Hutcherson “was not appointed ‘special envoy’ by [the White House Office of Faith-Based and Community Initiatives],” said White House spokeswoman Alyssa McClenning.
He has no official status or links with the body which would legitimately allow him to claim to represent the White House on a foreign visit, she added.
Hutcherson responded angrily to the comment, saying that he “did not appreciate being called a flat liar” and that the White House press office were unaware of his role.
Hutcherson has been a hard man to get in touch with. However, I finally managed to reach him on his cell phone yesterday.
When we spoke, Hutcherson reversed course and said he had the video, but would not be showing it to me.
“Oh yeah, I have it,” he told me. But, he added: “My relationship with the White House is much more important than my relationship with you.”
Hutcherson said he believes that if he produces the video, it will be used to embarrass the White House.
“I’m not going to give you information so you can go and attack the White House,” he told me. “Either way you win.”
If he doesn’t show the video, he remains vulnerable to charges that it doesn’t exist and that he was exaggerating or outright fabricating his “Special Envoy” status. If he does produce it, he risks further eroding his relationship with the White House.

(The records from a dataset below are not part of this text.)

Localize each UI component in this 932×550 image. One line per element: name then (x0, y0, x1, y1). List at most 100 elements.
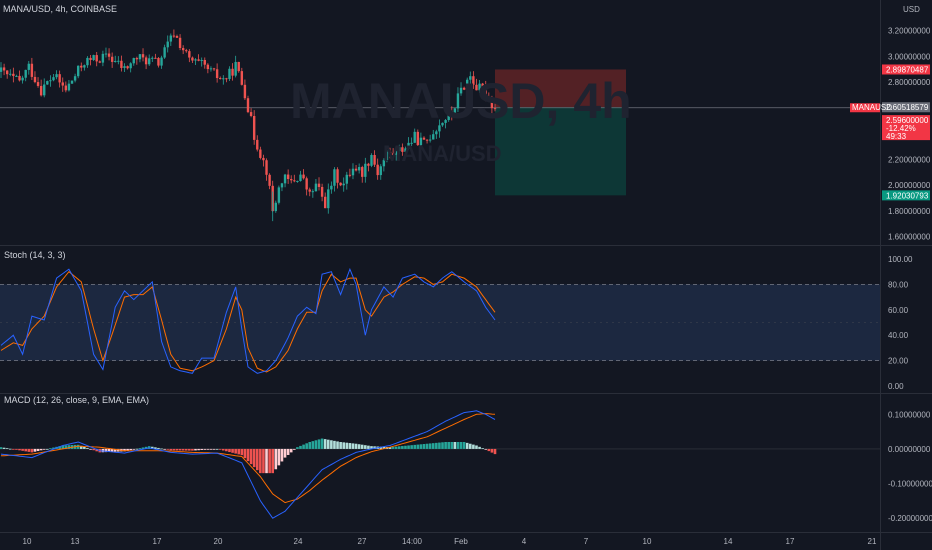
macd-histogram-bar (394, 446, 398, 449)
symbol-header[interactable]: MANA/USD, 4h, COINBASE (3, 4, 117, 14)
candle-body (86, 57, 89, 66)
symbol-tag-bg (850, 103, 880, 113)
candle-body (219, 78, 222, 80)
candle-body (435, 131, 438, 135)
candle-body (388, 151, 392, 154)
candle-body (401, 147, 404, 152)
candle-body (197, 59, 200, 61)
macd-histogram-bar (222, 448, 225, 451)
macd-histogram-bar (188, 448, 191, 451)
macd-histogram-bar (123, 448, 126, 452)
stoch-pane[interactable] (0, 267, 880, 374)
candle-body (450, 111, 453, 115)
macd-tick-label: 0.00000000 (888, 445, 931, 454)
time-tick-label: 14 (724, 537, 733, 546)
macd-histogram-bar (178, 448, 182, 451)
macd-histogram-bar (132, 448, 136, 450)
macd-tick-label: 0.10000000 (888, 410, 931, 419)
macd-title[interactable]: MACD (12, 26, close, 9, EMA, EMA) (4, 395, 149, 405)
candle-body (416, 131, 420, 146)
macd-histogram-bar (52, 447, 55, 449)
macd-histogram-bar (0, 447, 3, 449)
candle-body (320, 186, 324, 197)
price-tick-label: 3.20000000 (888, 27, 931, 36)
macd-histogram-bar (314, 440, 318, 449)
candle-body (425, 139, 429, 141)
candle-body (265, 160, 268, 175)
macd-histogram-bar (342, 442, 346, 449)
stop-price-tag-bg (882, 64, 930, 75)
macd-histogram-bar (126, 448, 129, 451)
macd-histogram-bar (283, 448, 287, 458)
macd-histogram-bar (191, 448, 194, 451)
macd-histogram-bar (367, 445, 370, 449)
macd-histogram-bar (144, 446, 148, 449)
candle-body (200, 59, 203, 61)
current-price-tag-bg (882, 115, 930, 141)
candle-body (12, 73, 15, 76)
macd-histogram-bar (379, 446, 383, 449)
candle-body (101, 53, 105, 63)
macd-histogram-bar (345, 442, 349, 449)
macd-line (0, 410, 496, 519)
candle-body (296, 180, 299, 182)
candle-body (444, 120, 447, 123)
candle-body (175, 35, 179, 38)
candle-body (188, 51, 191, 58)
candle-body (212, 68, 216, 70)
stoch-title[interactable]: Stoch (14, 3, 3) (4, 250, 66, 260)
time-tick-label: 10 (643, 537, 652, 546)
macd-histogram-bar (215, 448, 219, 450)
macd-pane[interactable] (0, 410, 880, 519)
take-profit-zone (495, 107, 626, 196)
candle-body (256, 139, 259, 150)
macd-histogram-bar (289, 448, 293, 453)
macd-histogram-bar (49, 448, 52, 450)
macd-histogram-bar (425, 443, 429, 449)
macd-tick-label: -0.10000000 (888, 480, 932, 489)
macd-histogram-bar (333, 440, 336, 449)
macd-histogram-bar (21, 448, 24, 451)
stop-price-tag: 2.89870487 (886, 65, 929, 74)
macd-histogram-bar (268, 448, 271, 474)
macd-histogram-bar (181, 448, 185, 451)
candle-body (364, 163, 367, 177)
candle-body (169, 35, 173, 42)
macd-histogram-bar (197, 448, 200, 451)
time-tick-label: 24 (294, 537, 303, 546)
candle-body (107, 53, 111, 57)
candle-body (95, 55, 98, 62)
candle-body (185, 50, 188, 52)
candle-body (475, 84, 478, 91)
macd-histogram-bar (154, 447, 157, 449)
candle-body (234, 61, 237, 76)
candle-body (490, 98, 494, 109)
macd-histogram-bar (30, 448, 34, 453)
macd-histogram-bar (5, 448, 9, 450)
candle-body (58, 74, 61, 83)
candle-body (351, 168, 355, 176)
candle-body (333, 169, 336, 186)
price-pane[interactable] (0, 29, 880, 222)
macd-histogram-bar (218, 448, 222, 450)
candle-body (166, 41, 169, 48)
macd-histogram-bar (326, 439, 330, 449)
macd-histogram-bar (277, 448, 281, 466)
macd-histogram-bar (58, 446, 61, 449)
watermark: MANAUSD, 4h (290, 73, 632, 129)
macd-histogram-bar (308, 442, 312, 449)
currency-label[interactable]: USD (903, 5, 920, 14)
stoch-tick-label: 20.00 (888, 357, 909, 366)
macd-histogram-bar (86, 448, 89, 449)
candle-body (15, 75, 18, 77)
candle-body (280, 183, 284, 188)
macd-histogram-bar (18, 448, 21, 451)
candle-body (293, 180, 296, 182)
macd-histogram-bar (249, 448, 253, 465)
macd-histogram-bar (163, 448, 166, 450)
macd-histogram-bar (475, 445, 478, 449)
macd-histogram-bar (299, 445, 302, 449)
macd-histogram-bar (348, 443, 352, 449)
macd-histogram-bar (61, 445, 65, 449)
candle-body (243, 84, 247, 99)
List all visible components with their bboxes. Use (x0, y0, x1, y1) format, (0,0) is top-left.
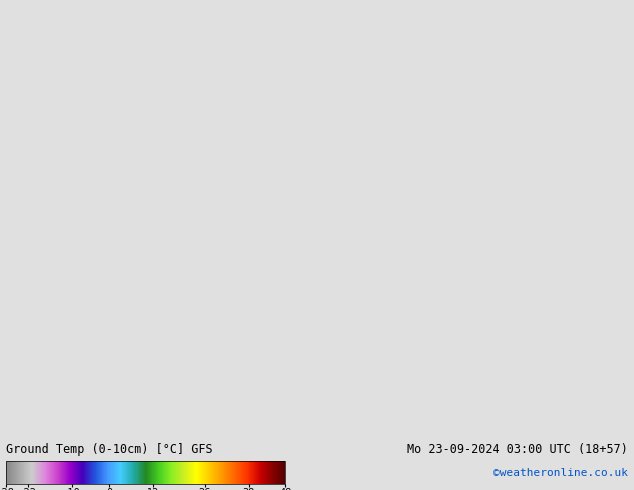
Text: Ground Temp (0-10cm) [°C] GFS: Ground Temp (0-10cm) [°C] GFS (6, 443, 213, 457)
Text: Mo 23-09-2024 03:00 UTC (18+57): Mo 23-09-2024 03:00 UTC (18+57) (407, 443, 628, 457)
Text: ©weatheronline.co.uk: ©weatheronline.co.uk (493, 468, 628, 478)
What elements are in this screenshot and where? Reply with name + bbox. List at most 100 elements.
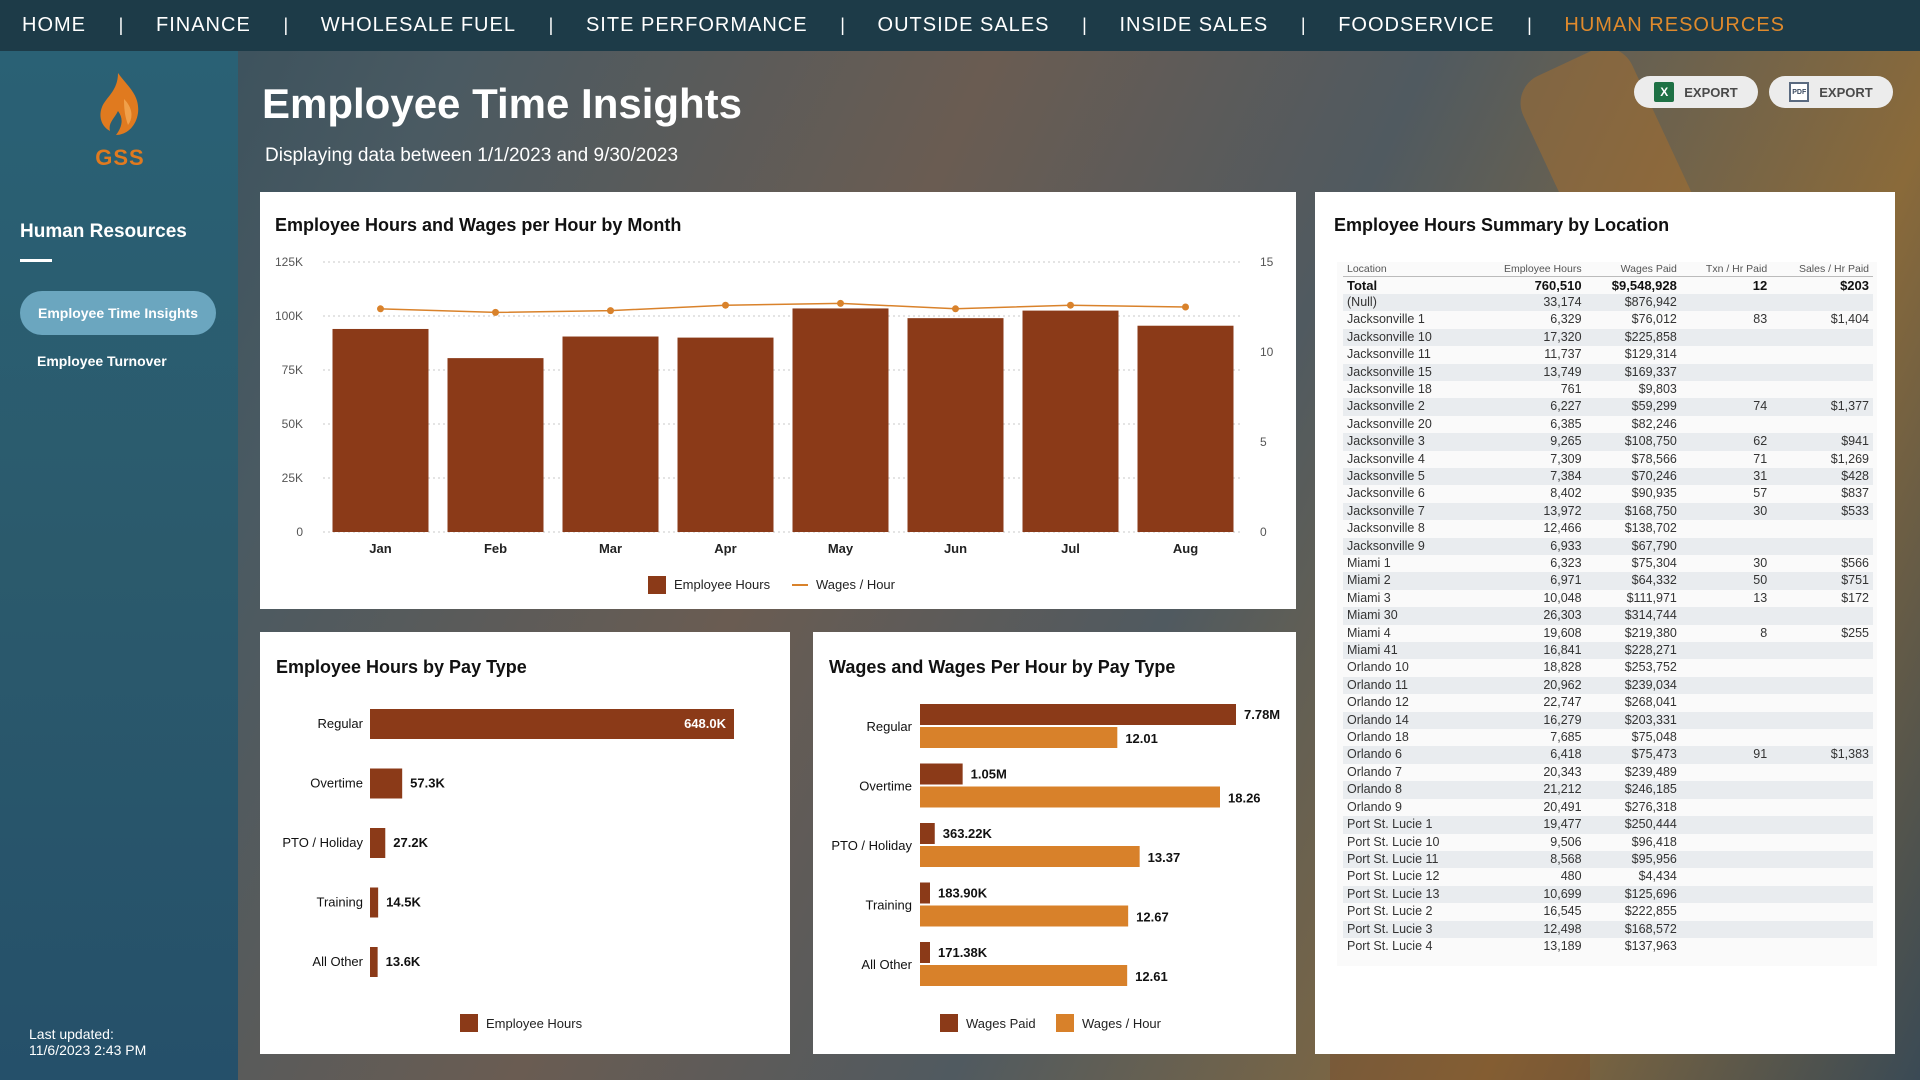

Hutcherson told me that he believes the director of the White House Office of Faith Based and Community Initiatives recently put out a statement supporting Hutcherson’s version of events. I can find no evidence of this, and it seems unlikely that such a statement would have been missed by the reporters who are interested in this story. A phone call (today) and an email (yesterday) to the Office of Faith Based and Community Initiatives requesting clarification on this point have not been returned.
That’s fine with Hutcherson.
“You tell the White House, if they’re not going to say anymore, that’s fine,” Hutcherson told me.
Hutcherson seems to hope this story will stop here, with him claiming the White House version of events is wrong and the White House declining to comment further.
Perhaps it will. Or perhaps he’ll be willing to show his alleged tape to a reporter for a paper that he isn’t so upset with.
Hutcherson certainly sounded fed up with The Stranger in our conversation yesterday, which was a dramatic change of tone. After calling me his “brother” in phone and email messages over the past weeks, he angrily told me yesterday not to call him anymore, said The Stranger had “attacked” him, and said he would be happy to show his video in a court fight against The Stranger—which I interpreted as a thinly-veiled threat of legal action against the paper.
I told him I was simply trying to follow up on a test he himself had set up: The alleged video.
“Brother, I’m not giving you nothing,” Hutcherson said to me. “Don’t call me. Bye.” And then he hung up.